So, we had an incident in the past couple of days in Sadr City, according to the western press, at least the New York Times, we had:
The ugly daily fight for ground in the poor Shiite neighborhood of Sadr City unfolded Saturday at a small mosque next door to a hospital, damaging the hospital and a number of its ambulances, and near a group of children who were wounded as they gathered tin cans to sell for salvage.
So, according to US military reports, dutifully reported by the Times, we have bombed a Mosque and damaged a hospital in the process, and that’s the best spin that they can put on this.
Compare this to the foreign coverage, though:
Twenty patients and workers in al-Sadr Hospital were wounded and 49 civilian and ambulance vehicles were damaged when U.S. warplanes opened fire at the hospital on Saturday, a health official said.

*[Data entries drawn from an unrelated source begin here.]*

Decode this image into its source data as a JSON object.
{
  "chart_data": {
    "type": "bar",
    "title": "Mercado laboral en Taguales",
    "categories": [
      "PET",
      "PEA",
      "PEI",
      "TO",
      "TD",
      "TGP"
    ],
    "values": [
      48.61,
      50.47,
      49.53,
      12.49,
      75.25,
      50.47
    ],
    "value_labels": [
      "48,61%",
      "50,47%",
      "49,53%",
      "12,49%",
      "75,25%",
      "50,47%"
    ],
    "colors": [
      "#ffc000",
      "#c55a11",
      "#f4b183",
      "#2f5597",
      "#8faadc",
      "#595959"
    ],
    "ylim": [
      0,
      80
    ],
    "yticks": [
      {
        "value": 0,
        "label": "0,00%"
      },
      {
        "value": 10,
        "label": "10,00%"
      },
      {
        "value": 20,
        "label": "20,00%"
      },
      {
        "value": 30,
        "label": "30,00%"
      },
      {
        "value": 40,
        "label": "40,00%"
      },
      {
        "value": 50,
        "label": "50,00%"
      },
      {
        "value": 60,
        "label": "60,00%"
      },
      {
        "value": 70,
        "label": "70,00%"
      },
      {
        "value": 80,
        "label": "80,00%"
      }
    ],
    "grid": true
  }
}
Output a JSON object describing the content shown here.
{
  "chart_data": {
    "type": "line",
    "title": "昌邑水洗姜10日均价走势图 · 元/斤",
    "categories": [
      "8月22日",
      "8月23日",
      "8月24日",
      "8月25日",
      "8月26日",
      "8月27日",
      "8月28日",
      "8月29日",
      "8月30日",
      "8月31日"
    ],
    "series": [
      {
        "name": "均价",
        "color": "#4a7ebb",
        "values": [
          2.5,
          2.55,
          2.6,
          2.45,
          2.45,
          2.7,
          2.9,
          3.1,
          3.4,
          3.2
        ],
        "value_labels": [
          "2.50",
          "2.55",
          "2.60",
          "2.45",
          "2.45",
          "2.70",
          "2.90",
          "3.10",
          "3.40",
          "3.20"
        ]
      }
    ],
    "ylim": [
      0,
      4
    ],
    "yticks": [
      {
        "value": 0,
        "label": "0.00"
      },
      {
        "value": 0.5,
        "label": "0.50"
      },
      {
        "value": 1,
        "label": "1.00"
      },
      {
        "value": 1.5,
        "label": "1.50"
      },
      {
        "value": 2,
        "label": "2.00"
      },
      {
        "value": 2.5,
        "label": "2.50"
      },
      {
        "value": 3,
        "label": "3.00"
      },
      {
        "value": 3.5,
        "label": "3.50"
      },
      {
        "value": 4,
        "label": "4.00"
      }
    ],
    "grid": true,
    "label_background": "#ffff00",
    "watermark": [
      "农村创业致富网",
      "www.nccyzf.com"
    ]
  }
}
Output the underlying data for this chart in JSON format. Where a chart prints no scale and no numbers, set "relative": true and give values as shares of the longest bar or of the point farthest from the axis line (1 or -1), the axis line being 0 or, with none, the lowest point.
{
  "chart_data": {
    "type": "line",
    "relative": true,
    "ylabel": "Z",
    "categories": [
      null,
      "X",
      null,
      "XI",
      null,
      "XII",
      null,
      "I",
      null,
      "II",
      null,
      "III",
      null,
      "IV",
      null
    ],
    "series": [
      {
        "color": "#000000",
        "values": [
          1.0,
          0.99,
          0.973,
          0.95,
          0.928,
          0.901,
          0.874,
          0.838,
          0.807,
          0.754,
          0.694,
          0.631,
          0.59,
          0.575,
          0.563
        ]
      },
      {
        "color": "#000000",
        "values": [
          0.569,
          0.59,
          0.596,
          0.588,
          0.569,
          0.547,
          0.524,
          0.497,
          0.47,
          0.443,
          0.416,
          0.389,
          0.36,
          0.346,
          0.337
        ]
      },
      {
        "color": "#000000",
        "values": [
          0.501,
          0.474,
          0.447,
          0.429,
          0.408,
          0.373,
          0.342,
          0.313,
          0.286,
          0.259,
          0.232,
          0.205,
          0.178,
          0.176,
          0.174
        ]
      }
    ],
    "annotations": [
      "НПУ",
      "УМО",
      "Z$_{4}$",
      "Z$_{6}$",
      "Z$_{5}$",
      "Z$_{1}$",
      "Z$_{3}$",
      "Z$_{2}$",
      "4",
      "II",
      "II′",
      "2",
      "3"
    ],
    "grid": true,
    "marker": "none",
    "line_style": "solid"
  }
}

Even with the best possible spin, we have an atrocity (whether it’s a violation of the law of war is another matter). We bombed a mosque, a house of worship, and we did so with so many, or such large, munitions that we damaged the hospital next door, and somehow this will lead us to win this war?
Since WWII, the US military has had a fetish about applying air power to win wars.
- The attempts by strategic bombing to destroy the German and Japanese war industries failed.
- Air power in Viet Nam did not achieve its goals, and in fact aided recruiting among the DC and squelched dissent against the North Vietnamese government.
- In desert storm, we discovered that numbers of tanks destroyed through air power were overstated.
- Air power was unsuccessful in eliminating Serbian armor in the Kosovo campaign.
And now, in the campaign in Iraq, we are again relying on air power in ways that will, in the long run, cost more American lives, by moving the populace to supporting our opponents.